Ainsi, sur les six-septièmes des double-pages d’agenda professionnel, à deux lignes près, le rendez-vous difficile mais courtois avec une délégation syndicale, et les traces pénombreuses comme un après-midi de remords après un déjeuner d’ami raté, ou comme la mémoire vive d’une jouissance partagée, c’est selon : billets à souche (à l’ancienne) d’un concert de jazz de Manu Dibango à Frenay-sur-Sarthe, parce que le saxophoniste, enfant abandonné, fut interne au collège du coin,

et qu’on est pour un temps le Directeur du vent dans ce département.
Et nous , avec E.( Chez Rolin aussi, on s’en tient à l’initiale ), nous sommes ici. Il  fait un peu frais, en ce soir de mai, j’ai mis un gros pull vieux rose sur les épaules, nous faisons la queue. Trois jeunes femmes, un peu plus loin, me montrent, s’interrogeant discrètement, puis tournent la tête : oui, c’est lui le « directeur », on le reconnait, on est venues en manif contre les fermetures de postes, le mois dernier, sous son bureau bien défendu, mais il nous a reçus, on était nombreux, il nous a écoutés, mais c’est tout de même le directeur, même s’il est probablement de gauche,  ça veut rien dire pour les directeurs, à gauche ou pas un directeur ça dirige, donc un peu tout de même un sale type, c’est lui qui ferme les postes, donc un sale type, ça existe les sales types de gauche,

donc un sale type qui aurait pu faire un autre métier. Peintre, ou écrivain, par exemple.

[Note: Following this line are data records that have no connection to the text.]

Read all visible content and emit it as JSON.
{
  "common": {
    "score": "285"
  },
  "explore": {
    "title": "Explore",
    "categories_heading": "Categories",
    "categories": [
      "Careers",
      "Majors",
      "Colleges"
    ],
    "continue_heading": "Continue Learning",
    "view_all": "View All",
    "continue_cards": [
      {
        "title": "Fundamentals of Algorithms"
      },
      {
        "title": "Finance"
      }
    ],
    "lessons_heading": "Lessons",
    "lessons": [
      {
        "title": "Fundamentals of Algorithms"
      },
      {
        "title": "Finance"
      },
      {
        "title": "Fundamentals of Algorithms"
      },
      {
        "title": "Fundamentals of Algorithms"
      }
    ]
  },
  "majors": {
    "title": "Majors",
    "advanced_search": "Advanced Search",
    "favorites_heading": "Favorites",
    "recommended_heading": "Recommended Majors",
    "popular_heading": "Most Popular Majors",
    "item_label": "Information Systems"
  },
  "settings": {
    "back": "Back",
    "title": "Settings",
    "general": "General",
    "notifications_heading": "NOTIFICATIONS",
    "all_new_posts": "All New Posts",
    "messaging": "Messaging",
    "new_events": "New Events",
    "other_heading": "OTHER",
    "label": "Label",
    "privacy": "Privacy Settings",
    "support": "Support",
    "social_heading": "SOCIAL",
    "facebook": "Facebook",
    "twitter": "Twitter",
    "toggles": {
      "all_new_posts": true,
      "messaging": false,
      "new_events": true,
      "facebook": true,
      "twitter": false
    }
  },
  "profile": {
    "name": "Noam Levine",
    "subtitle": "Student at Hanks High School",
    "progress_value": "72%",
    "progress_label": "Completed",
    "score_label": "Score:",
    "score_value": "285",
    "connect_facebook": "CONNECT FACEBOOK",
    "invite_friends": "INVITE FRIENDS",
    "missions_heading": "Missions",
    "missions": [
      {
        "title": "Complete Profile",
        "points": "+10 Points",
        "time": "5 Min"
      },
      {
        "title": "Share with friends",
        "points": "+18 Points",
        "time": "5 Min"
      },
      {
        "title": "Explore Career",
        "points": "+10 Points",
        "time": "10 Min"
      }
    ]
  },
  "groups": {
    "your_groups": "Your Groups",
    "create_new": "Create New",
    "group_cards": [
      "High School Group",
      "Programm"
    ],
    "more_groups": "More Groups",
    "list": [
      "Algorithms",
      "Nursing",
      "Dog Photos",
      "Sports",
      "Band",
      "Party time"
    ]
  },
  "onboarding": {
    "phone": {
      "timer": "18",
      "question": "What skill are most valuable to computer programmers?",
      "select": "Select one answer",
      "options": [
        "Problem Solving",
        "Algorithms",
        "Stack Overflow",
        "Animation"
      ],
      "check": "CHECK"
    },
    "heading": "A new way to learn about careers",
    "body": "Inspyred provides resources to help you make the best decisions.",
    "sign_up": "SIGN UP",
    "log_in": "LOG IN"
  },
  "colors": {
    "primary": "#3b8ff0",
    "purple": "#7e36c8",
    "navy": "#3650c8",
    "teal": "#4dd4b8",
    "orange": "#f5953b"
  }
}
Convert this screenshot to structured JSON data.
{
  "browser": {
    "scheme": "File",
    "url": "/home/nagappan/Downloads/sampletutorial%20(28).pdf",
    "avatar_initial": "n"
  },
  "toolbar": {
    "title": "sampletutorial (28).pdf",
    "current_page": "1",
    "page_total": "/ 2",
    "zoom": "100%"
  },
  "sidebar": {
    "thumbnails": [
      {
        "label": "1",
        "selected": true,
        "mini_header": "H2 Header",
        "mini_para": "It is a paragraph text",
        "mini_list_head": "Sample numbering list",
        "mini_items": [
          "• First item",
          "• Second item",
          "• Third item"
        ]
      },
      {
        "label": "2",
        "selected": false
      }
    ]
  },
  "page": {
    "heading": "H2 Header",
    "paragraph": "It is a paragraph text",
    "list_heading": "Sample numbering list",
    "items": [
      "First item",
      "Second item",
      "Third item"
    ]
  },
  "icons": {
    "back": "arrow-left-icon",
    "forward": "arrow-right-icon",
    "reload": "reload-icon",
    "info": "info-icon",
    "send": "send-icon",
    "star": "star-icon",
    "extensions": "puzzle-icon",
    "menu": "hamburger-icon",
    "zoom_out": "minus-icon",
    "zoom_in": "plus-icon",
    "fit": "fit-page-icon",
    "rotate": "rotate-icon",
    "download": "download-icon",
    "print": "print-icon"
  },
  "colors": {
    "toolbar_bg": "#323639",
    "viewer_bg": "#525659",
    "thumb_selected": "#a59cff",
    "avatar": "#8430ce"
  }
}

Ou encore mieux : cuisinier pour trains de nuit Venise-Paris ? Ou même danseur à la barre fixe dans un cabaret de Sancerre, slip de dentelle noire fermé par une cordelette, ouvrier dans l’usine de pyjamas d’Ecomoy. Au lieu de venir écouter sous nos yeux des concerts de jazz en mémoire d’un Noir de la DAS… Sale type.

Directeur du vent.

Concert, délégation, jazz, manifestation, pull vieux rose, décision, paroles entendues, oubliées, revenues : sitôt que s’ouvre la piste d’une mémoire, surgissent les branches sur la route, poussées par la tempête que soufflent d’anciens échecs. Mais aussi, aussi, les sentiers de traverse, d’autres chemins d’évitement, espaces de fuite communes et d’échappées solitaires : passé un certain âge, et voici que Septante et davantage sont venus, la vie est une succession de labyrinthes dont tout prouve qu’on a réussi à en sortir, des uns après les autres.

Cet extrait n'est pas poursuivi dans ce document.